M'Baïki
"Toutes les directions hors de M'Baïki mènent à la forêt, ce qui donne au bourg l'air d'une clairière que quelqu'un a taillée à la main."
La route au sud de Bangui vers la préfecture de la Lobaye est l’un des plus beaux trajets d’Afrique centrale, ce qui est une chose que presque personne ne sait parce que presque personne ne le fait. La forêt s’épaissit progressivement — non pas en un moment dramatique mais par une accumulation de petits changements : les arbres plus hauts, la route plus étroite, la lumière changeant de caractère à mesure que la canopée se referme au-dessus et transforme l’après-midi en vert. Le temps d’arriver à M’Baïki, à environ 100 kilomètres au sud de la capitale, on y est. La forêt n’est plus visible au loin. C’est le monde.
M’Baïki est la ville principale de la région de la Lobaye, et elle a la qualité particulière d’un endroit dont l’économie et l’identité sont genuinement liées à ce qui l’entoure plutôt qu’à ce qui la traverse. Des plantations de café longent la route menant au bourg — du vrai café, cultivé à l’ombre d’arbres si grands qu’on se promène dans les plantations dans une lumière de cathédrale, leur vert filtré appuyant depuis cinquante mètres au-dessus. J’ai acheté un kilo de grains secs à une femme devant la grille de la plantation qui semblait légèrement déconcertée que je veuille des grains plutôt que quelque chose de transformé, mais elle les a enveloppés dans une page de journal et a pris l’argent sans cérémonie.

Le marché de M’Baïki fonctionne sur un rythme différent de celui de Bangui. Moins de bruit, plus d’intention. Les femmes qui vendent ici ont de plus petites quantités de chaque chose — quelques kilos de champignons de la forêt, une botte d’herbes spécifiques, des noix de palme dans un panier tressé — et elles savent exactement ce que vaut chaque article. Les ingrédients de la forêt disponibles ici ne le sont pas dans la capitale : des feuilles de Gnetum, un vert sombre et amer utilisé dans les ragoûts ; des chenilles de la forêt à une certaine période de l’année, grillées sur le charbon et mangées comme protéine ; des champignons frais de termitière qui apparaissent après les premières pluies. J’ai mangé à la table du jardin d’une femme : soupe de palme à la viande fumée, une douceur venant de l’huile de palme rouge qui ne ressemblait en rien aux versions commerciales que j’avais goûtées auparavant.

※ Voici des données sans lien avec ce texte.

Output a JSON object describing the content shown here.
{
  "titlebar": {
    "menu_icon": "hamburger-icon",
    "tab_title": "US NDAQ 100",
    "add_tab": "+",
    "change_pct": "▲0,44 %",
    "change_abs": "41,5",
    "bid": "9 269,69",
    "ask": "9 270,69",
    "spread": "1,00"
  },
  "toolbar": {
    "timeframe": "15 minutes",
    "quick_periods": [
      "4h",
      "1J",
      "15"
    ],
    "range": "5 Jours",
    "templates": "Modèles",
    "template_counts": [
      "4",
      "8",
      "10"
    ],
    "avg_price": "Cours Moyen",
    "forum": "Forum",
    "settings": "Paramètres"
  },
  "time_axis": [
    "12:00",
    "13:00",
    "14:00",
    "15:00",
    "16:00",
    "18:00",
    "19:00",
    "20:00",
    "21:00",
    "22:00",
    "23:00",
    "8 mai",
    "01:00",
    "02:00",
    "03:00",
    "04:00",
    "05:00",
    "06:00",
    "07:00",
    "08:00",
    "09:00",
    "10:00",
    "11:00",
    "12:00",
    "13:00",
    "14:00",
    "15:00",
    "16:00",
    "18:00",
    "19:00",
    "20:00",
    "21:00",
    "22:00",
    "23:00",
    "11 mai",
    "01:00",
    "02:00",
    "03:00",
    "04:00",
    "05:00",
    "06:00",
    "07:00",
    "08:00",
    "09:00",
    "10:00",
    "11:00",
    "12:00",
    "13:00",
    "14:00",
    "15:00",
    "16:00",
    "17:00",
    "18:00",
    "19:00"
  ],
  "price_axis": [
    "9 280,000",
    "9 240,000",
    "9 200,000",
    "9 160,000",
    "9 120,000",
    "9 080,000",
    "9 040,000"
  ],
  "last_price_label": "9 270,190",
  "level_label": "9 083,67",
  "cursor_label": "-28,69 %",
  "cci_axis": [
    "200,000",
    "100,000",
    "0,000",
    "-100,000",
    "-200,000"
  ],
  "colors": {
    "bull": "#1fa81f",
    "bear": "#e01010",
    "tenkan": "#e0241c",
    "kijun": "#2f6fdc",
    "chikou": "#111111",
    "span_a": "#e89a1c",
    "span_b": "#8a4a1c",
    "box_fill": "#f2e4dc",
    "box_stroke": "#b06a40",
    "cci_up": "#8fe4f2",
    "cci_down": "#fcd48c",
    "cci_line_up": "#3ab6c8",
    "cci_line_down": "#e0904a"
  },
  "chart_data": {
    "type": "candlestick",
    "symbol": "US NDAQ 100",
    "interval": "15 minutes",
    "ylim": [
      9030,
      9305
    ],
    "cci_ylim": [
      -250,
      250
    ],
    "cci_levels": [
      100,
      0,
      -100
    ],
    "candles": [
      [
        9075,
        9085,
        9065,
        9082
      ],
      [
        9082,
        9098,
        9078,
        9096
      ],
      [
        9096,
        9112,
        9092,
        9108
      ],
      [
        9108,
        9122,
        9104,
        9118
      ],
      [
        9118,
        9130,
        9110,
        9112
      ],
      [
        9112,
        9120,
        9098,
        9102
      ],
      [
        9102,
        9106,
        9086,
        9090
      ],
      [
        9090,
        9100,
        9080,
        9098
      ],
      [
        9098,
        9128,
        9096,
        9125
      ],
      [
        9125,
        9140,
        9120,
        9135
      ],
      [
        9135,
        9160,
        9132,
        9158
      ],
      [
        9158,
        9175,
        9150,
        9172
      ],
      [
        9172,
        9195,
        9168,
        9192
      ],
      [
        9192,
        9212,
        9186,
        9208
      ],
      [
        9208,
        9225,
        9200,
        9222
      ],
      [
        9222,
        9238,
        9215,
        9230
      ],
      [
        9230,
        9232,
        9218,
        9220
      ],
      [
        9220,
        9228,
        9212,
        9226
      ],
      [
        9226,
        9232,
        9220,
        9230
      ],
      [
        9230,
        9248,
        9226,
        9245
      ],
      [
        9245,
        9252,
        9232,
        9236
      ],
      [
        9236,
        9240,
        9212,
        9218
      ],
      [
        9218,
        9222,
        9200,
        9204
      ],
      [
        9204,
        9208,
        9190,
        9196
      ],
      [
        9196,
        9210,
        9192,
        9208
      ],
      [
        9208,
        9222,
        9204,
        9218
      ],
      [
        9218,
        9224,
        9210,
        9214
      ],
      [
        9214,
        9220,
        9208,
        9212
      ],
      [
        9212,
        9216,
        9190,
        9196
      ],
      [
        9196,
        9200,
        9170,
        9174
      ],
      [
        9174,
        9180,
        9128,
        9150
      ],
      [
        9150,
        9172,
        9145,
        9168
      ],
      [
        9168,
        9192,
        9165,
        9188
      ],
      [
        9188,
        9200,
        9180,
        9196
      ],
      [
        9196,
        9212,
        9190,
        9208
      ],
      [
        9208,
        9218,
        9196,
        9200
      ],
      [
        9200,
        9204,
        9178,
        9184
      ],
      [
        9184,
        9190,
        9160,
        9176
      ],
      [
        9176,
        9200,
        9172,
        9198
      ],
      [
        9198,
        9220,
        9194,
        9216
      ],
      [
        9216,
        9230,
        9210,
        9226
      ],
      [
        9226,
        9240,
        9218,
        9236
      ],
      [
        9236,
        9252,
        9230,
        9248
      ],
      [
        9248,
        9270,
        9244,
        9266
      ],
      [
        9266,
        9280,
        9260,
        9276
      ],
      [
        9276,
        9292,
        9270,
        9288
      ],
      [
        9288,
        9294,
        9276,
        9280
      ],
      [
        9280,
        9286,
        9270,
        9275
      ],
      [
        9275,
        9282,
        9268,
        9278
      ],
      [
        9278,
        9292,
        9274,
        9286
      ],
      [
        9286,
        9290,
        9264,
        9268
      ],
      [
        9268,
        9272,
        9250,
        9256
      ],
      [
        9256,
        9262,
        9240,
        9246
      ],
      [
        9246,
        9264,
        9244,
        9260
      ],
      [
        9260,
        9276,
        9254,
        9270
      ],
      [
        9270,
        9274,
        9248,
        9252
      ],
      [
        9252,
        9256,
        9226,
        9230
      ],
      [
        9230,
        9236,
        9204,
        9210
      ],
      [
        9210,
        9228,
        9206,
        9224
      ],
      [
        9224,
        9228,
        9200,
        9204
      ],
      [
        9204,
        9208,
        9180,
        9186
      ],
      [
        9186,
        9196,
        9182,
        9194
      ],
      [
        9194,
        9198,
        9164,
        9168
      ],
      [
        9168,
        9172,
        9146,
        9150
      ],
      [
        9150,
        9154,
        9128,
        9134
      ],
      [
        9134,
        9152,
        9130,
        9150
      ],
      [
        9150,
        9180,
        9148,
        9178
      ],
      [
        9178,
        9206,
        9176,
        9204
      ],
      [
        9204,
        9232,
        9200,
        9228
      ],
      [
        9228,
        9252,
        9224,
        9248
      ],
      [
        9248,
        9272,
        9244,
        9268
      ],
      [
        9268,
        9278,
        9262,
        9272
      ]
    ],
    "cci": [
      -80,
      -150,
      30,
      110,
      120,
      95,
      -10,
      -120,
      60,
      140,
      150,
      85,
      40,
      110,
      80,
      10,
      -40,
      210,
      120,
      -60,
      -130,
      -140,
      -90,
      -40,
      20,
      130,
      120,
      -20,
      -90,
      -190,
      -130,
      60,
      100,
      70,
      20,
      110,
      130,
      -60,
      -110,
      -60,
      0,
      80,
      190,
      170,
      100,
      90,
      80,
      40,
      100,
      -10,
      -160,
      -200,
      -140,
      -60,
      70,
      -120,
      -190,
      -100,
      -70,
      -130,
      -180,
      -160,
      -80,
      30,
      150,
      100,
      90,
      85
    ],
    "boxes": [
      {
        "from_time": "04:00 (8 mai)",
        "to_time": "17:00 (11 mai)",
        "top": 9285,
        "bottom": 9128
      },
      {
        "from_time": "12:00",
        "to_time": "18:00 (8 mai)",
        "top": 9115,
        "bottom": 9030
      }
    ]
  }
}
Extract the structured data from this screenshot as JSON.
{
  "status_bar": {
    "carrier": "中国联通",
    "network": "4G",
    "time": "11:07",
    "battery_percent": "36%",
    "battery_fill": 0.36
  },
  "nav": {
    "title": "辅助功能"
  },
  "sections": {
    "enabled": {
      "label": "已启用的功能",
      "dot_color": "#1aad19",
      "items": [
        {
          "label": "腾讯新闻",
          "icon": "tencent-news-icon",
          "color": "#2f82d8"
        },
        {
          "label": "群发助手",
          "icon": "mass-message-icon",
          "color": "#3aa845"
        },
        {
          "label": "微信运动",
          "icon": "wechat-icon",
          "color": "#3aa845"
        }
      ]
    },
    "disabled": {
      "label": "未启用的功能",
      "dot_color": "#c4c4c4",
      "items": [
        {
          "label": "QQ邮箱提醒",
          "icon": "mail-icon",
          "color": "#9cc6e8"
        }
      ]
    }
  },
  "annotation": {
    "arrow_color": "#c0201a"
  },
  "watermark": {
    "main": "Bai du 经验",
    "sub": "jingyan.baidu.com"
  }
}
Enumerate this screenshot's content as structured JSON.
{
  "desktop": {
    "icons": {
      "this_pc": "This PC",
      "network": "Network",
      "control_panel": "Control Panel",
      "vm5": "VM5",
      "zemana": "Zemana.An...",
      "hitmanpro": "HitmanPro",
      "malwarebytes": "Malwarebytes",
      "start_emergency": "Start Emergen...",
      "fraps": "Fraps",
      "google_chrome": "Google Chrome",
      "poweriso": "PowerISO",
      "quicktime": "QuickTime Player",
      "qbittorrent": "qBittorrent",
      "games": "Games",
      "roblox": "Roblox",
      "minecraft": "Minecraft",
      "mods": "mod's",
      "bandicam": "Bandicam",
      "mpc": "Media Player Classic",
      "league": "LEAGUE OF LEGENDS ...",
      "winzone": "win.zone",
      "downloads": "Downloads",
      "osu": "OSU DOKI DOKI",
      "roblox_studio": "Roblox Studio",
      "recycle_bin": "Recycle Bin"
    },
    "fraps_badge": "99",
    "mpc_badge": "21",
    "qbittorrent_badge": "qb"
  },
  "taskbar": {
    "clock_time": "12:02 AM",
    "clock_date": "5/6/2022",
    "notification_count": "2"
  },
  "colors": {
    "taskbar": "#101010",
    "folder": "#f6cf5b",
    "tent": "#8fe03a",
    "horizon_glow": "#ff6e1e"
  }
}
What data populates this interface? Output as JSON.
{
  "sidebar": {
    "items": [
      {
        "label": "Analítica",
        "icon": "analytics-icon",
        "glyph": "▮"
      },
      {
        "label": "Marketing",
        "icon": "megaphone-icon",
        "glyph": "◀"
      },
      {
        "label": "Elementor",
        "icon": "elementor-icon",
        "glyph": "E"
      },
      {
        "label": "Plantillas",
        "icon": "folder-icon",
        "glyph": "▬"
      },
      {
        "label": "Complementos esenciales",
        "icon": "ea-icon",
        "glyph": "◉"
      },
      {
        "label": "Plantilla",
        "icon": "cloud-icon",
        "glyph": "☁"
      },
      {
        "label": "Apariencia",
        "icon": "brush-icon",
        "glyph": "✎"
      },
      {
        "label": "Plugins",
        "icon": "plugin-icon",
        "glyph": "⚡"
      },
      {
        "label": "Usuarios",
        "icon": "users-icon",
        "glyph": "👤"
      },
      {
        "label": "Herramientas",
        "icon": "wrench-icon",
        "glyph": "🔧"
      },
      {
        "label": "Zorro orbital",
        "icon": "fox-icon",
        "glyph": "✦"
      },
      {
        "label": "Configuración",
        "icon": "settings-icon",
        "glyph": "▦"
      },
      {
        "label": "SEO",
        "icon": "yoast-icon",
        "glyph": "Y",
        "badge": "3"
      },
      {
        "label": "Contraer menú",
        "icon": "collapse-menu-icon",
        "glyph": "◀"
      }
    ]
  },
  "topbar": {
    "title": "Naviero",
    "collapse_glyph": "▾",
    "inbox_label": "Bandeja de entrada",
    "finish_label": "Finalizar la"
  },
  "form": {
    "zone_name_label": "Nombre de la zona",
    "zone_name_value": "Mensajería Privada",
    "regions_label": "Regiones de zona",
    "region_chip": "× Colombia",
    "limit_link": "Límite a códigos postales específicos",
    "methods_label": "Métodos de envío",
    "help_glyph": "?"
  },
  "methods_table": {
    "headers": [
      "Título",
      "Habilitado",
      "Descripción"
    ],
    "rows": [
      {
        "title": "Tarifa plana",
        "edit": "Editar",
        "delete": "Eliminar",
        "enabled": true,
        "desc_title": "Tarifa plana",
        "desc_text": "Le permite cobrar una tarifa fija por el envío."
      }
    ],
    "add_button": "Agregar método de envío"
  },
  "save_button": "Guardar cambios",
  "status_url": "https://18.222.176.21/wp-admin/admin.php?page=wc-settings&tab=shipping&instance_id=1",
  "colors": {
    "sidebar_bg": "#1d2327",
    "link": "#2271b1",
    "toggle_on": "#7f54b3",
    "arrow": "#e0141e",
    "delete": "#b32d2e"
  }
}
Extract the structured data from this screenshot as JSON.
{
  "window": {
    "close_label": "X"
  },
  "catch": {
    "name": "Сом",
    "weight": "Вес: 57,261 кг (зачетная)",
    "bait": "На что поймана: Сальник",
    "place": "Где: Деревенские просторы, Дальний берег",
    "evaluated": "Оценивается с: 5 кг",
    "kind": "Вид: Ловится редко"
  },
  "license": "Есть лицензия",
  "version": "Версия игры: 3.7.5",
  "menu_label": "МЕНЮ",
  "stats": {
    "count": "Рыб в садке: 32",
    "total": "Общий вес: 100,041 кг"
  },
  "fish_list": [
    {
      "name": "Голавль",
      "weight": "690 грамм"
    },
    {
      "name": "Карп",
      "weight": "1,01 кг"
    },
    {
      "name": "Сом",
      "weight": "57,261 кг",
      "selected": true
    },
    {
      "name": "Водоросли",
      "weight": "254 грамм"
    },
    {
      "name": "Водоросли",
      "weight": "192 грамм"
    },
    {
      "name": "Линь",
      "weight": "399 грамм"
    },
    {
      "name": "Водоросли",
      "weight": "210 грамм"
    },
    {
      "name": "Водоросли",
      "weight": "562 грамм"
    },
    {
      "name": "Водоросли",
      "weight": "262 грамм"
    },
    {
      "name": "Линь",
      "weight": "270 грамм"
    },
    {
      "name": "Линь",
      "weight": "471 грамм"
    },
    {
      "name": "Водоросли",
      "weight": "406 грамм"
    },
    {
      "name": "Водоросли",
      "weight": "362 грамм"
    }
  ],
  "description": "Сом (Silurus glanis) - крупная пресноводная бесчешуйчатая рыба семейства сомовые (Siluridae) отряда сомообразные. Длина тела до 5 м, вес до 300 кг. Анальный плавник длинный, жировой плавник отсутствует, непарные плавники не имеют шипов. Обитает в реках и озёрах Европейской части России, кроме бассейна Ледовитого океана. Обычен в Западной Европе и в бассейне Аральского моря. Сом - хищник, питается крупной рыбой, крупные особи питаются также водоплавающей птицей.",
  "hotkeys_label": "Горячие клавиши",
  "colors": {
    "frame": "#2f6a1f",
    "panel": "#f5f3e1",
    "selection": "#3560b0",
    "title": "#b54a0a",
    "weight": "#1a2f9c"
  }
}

La présence Ba’Aka à M’Baïki est différente de celle à Bayanga, moins organisée autour de l’infrastructure de la réserve et plus tissée dans la vie quotidienne du bourg. Des hommes viennent de la forêt pour vendre du miel et du gibier, traversant le marché avec l’économie de gestes de gens qui ont quelque part où retourner. Je me suis assis avec un groupe d’entre eux pendant une heure pendant qu’ils attendaient un acheteur, et nous avons réussi une conversation en sango approximatif et gestes qui a couvert plus de terrain que prévu — leur territoire de chasse actuel, l’état de la forêt au sud, si j’étais allé voir les gorilles.

La rivière Lobaye coule à proximité, et en fin de journée la lumière qu’elle reflète traverse le bourg d’une façon qui donne aux bâtiments un aspect temporaire — ce qu’ils sont en grande partie, en bois et toits de zinc, construits pour un climat qui met tout à l’épreuve. J’ai marché jusqu’à la rivière au bord du bourg et regardé deux pirogues la traverser dans la dernière lumière, se dirigeant vers la forêt sur la rive opposée qui les absorberait en cinquante mètres. M’Baïki a cette qualité d’être la lisière d’un monde et le début d’un autre, et debout au bord de la rivière dans cette lumière, on ressent les deux.
Quand y aller : De décembre à mars offre un voyage en saison sèche sur la route Bangui-Lobaye et les pistes les plus praticables dans la forêt environnante. La saison des pluies (de mai à octobre) rend la Lobaye extraordinairement belle mais les routes sont éprouvantes. La récolte du café s’étend approximativement de mars à mai.